Avremo i padiglioni 7 e 8, dedicati all’arte moderna e contemporanea, con l’esposizione di nomi di prestigio, a livello nazionale e internazionale: da De Chirico a Guttuso, da Burri a Schifano. Poi ci sarà anche spazio per la fotografia artistica ad alto livello, con artisti rinomati come Galimberti e altri di fama. Il padiglione 78 sarà dedicato alla rassegna Expo libri, con la presenza di esponenti importanti del mondo dell’editoria. Il padiglione 1 sarà riservato agli artisti emergenti e talentuosi, meritevoli di attenzione e supporto nel loro percorso di crescita.

5) Come vede l’attuale mercato dell’arte, in ambito nazionale?

Direi, che si può registrare una generale ripresa, per una questione congiunturale. Il mattone e l’edilizia hanno subito un forte crollo in generale, così come il mercato azionario e obbligazionario, ha subito forti contraccolpi. L’arte rimane quindi un riferimento fondamentale per investire, che nel tempo ha dimostrato un mantenimento costante di livello, nonostante la piccola flessione avvenuta 3/4 anni fa. Il mercato dell’arte si riconferma ancora come uno dei principali pilastri d’investimento.

6) Invece, fuori dall’Italia, quali sviluppi sta avendo il mercato dell’arte?

Anche all’estero il mercato è in progressivo mantenimento e c’è stata una ripresa generale delle quotazioni, con risultati positivi e soddisfacenti.

7) C’è una fiera estera, che considera particolarmente valida, per promuovere il comparto dell’arte in generale?

Direi, che Art Basel di Miami e la Fiera di Basilea sono le manifestazioni più importanti a livello mondiale. Ma sono molto valide anche la fiera di Parigi e quella di Colonia.

8) Come è possibile avvicinare la generazione dei più giovani e stimolarli ad appassionarsi all’arte?

L’uso e l’abuso di internet, è un discorso sociale molto complicato riferito ai giovani e anche se la rete ha offerto tante possibilità applicative utili e vantaggiose, sono troppo spesso distratti dal web e dai social network. Per me ai giovani, bisogna inculcare e trasmettere il concetto di arte intesa come “terapia” importante per accrescere la creatività come “sfogo” espressivo.
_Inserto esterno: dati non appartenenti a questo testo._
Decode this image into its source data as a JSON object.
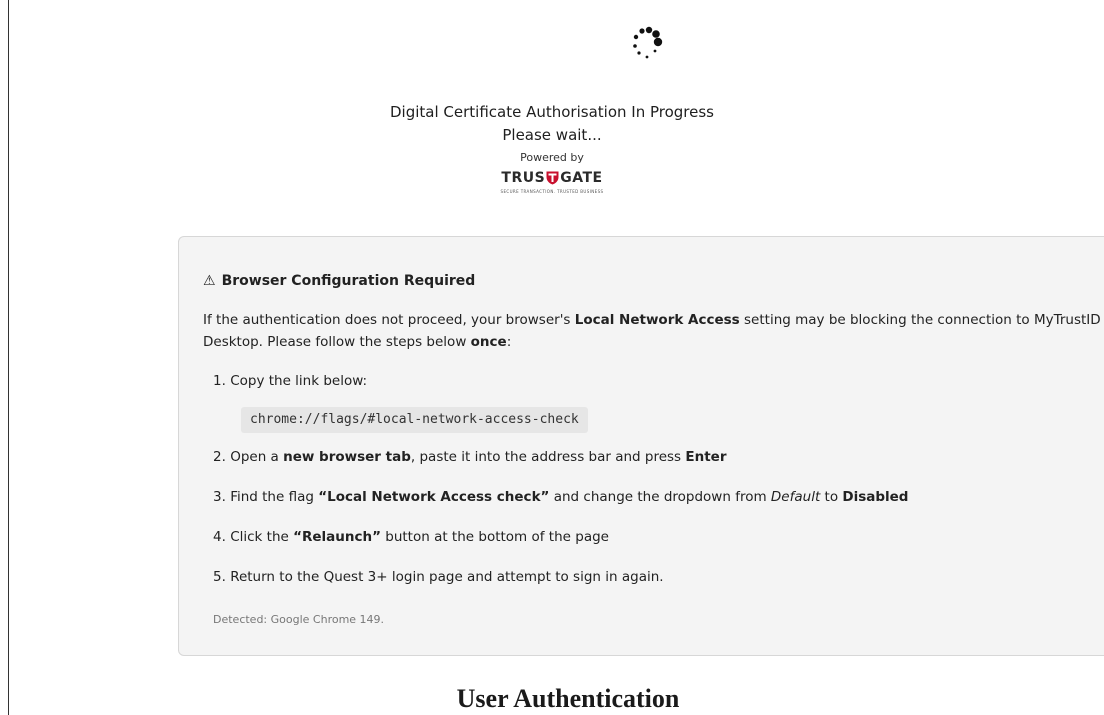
{
  "status": {
    "line1": "Digital Certificate Authorisation In Progress",
    "line2": "Please wait...",
    "powered_by": "Powered by"
  },
  "logo": {
    "word_left": "TRUS",
    "word_right": "GATE",
    "tagline": "SECURE TRANSACTION. TRUSTED BUSINESS",
    "accent_color": "#c8102e"
  },
  "notice": {
    "icon": "warning-icon",
    "icon_glyph": "⚠",
    "title": "Browser Configuration Required",
    "intro": {
      "part1": "If the authentication does not proceed, your browser's ",
      "bold1": "Local Network Access",
      "part2": " setting may be blocking the connection to MyTrustID Desktop. Please follow the steps below ",
      "bold2": "once",
      "part3": ":"
    },
    "steps": [
      {
        "number": "1.",
        "text": "Copy the link below:"
      },
      {
        "number": "2.",
        "part1": "Open a ",
        "bold1": "new browser tab",
        "part2": ", paste it into the address bar and press ",
        "bold2": "Enter"
      },
      {
        "number": "3.",
        "part1": "Find the flag ",
        "bold1": "“Local Network Access check”",
        "part2": " and change the dropdown from ",
        "italic": "Default",
        "part3": " to ",
        "bold2": "Disabled"
      },
      {
        "number": "4.",
        "part1": "Click the ",
        "bold1": "“Relaunch”",
        "part2": " button at the bottom of the page"
      },
      {
        "number": "5.",
        "text": "Return to the Quest 3+ login page and attempt to sign in again."
      }
    ],
    "flag_url": "chrome://flags/#local-network-access-check",
    "detected": "Detected: Google Chrome 149."
  },
  "heading": "User Authentication"
}
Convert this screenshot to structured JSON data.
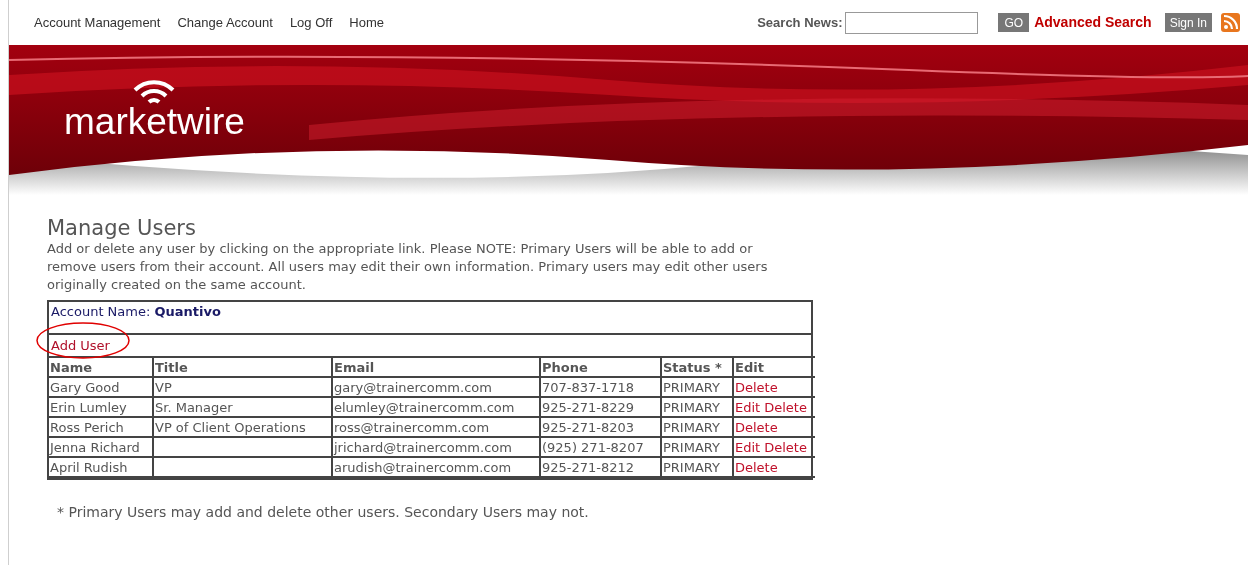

Inoltre, bisogna fargli capire anche l’aspetto economico vantaggioso e l’occasione proficua di guadagno, che ne deriva.

9) Un suo commento di bilancio complessivo sull’Expo; pensa sia stato uno strumento utile ed efficace, per veicolare la divulgazione di un messaggio, a favore dell’arte e della cultura?

Direi che nella sua mission principale, legata al tema dell’alimentazione, l’Expo ha centrato in pieno gli obiettivi prefissati e anche nell’incentivare il messaggio a favore dell’arte e della cultura, si è dimostrato un evento molto positivo.